Research Paper Undergraduate 1,345 words

Teacher Would Teach/Facilitate a Child

Last reviewed: May 4, 2007 ~7 min read

¶ … teacher would teach/Facilitate a child to read and write.

Literacy -- Acquisition, Reinforcement, and Assessment in the Classroom

Learning to read and acquiring greater literacy skills is not something that occurs in a series of neat, definable steps, like learning how to drive or ride a bike. Ideally, a child's literacy education should occur even before he or she enters the classroom. "Babies are fascinated by bright colorful books. If an adult talks about the pictures and reads the words, this helps to develop language skills. The young child also begins to understand that the content of a book never changes...[Soon] children begin to play read and turn the pages of a favorite story while chanting parts of it aloud" if they are properly exposed to reading at a young age ("How children learn to read," 2007, BBC). By turning the pages of a book, associating words and letters with meaning, and associating pictures with symbols, the foundational skills of literacy are laid within the young child's neurological makeup.

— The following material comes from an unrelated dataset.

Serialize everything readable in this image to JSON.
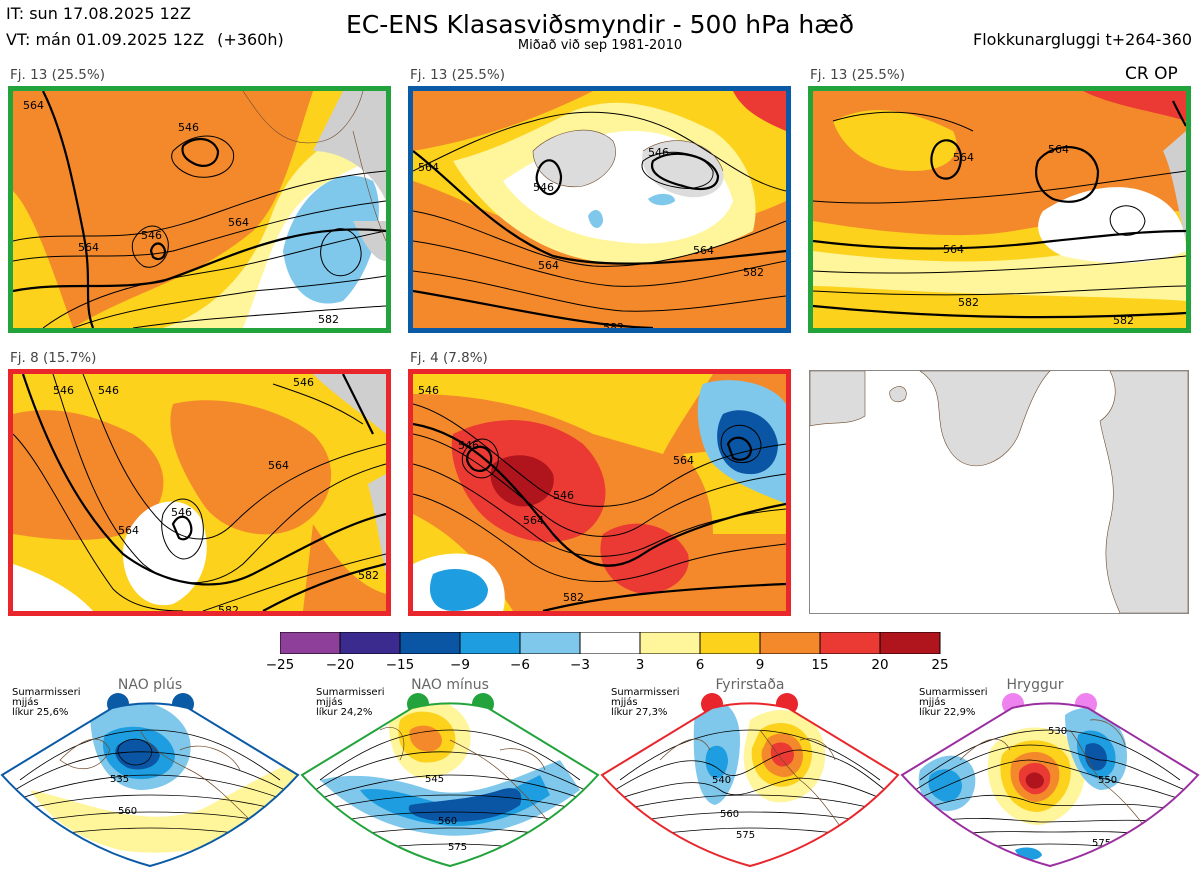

Thus repetition and recognition are two key elements of acquiring literacy. This is one of the reasons why small children take such delight in having the same books read again and again ("How children learn to read," 2007, BBC). The first foundation of literacy, however, comes even earlier -- through listening to others speak and speaking themselves. "Young children continue to develop listening and speaking skills as they communicate their needs and desires through sounds and gestures, babble to themselves and others, say their first words, and rapidly add new words to their spoken vocabularies...By age one, most children begin linking words to meaning," although they may sometimes confuse words for certain kinds of objects with all similar objects, like calling all four-legged animals "doggie" (Koralek & Collins, 1997). By age two, children can usually make simple sentences like "all gone" (Koralek & Collins, 1997).

As their language skills grow, young children may begin to tell stories themselves, and can "talk about the people, feelings, places, things, and events in the book and compare them to their own experiences" (Koralek & Collins, 1997). A teacher can read a book about a simple, common experience, like a child accompanying a parent to the store, and ask the children to compare and contrast their own experiences to the child in the tale. Teachers can incorporate writing into such lessons by asking children to write a pretend grocery list.

Although reading instruction in the classroom will be more formalized than the exposure the child experiences at home, it too must be built around the same principles of recognition and repetition. As early as possible, children must be exposed to familiar word patterns, in books that are read aloud and also in posters with simple phrases in the classroom. Having the alphabet posted encourages children to begin to notice letters from their names or other familiar words. Ideally, the alphabet should contain pictures, such as an apple next to the letter 'a' to show the connection between letters and words.

Teachers should also prompt children to identify printed words such as their names by offering them name tags, and ask them to write their names on paintings and creations to identify themselves. This lays the foundation of writing, which should be acquired at the same time as reading skills. Teachers can reinforce reading, writing, and meaning even beyond specific reading or writing units by doing things like talking about something exciting, like a trip the class is planning, writing information about the trip on the chalkboard, and then reading the information back to the class, to show the connection between speech, writing, and reading. After the trip, the children can write short thank-you letters to the persons who helped with the excursion, perhaps illustrated with pictures to enhance the connection between verbal and visual things, and symbolism and real-life objects.

Additionally, in classroom assignments, even for the pre-literate: "sorting, matching, classifying, and sequencing materials such as beads, a box of buttons, or a set of colored cubes, contribute to children's emerging literacy skills...[and]strengthen and improve the coordination of the small muscles in their hands and fingers. They use these muscles to control writing tools such as crayons, markers, and brushes" (Koralek & Collins, 1997). Thus even simple crafts and fun art projects can expand literacy skills, as can games like playing a matching game such as concentration, which show children that

"some things are exactly the same" like letters, and this "leads children to the understanding that the letters in words must be written in the same order every time to carry meaning" (Koralek & Collins, 1997). Reciting rhyming poems or singing songs that contrast short and long letter sounds teach children phonics basics. "Research has shown that phonemic awareness is the best predictor of early reading skills. Phonemes, the smallest units of sounds, form syllables, and words are made up of syllables. Children who understand that spoken language is made up of discrete sounds - phonemes and syllables - find it easier to learn to read" (Koralek & Collins, 1997). "When children achieve phonological awareness, they are able to think about how words sound, apart from what words mean. For example, they appreciate that the word kitchen has two spoken parts (syllables), that the word bed rhymes with bread and that the words cat and king begin with the same sound. Children can and should develop some degree of phonological awareness in the preschool years, because it is a crucial early step toward understanding the alphabetic principle and, ultimately, toward learning to read" (Burns, 1998). Children who are unable to do so, after repeated exposure to the concept of different word sounds being connected to different letters may experience difficulty later on, and may need to receive added attention in this area.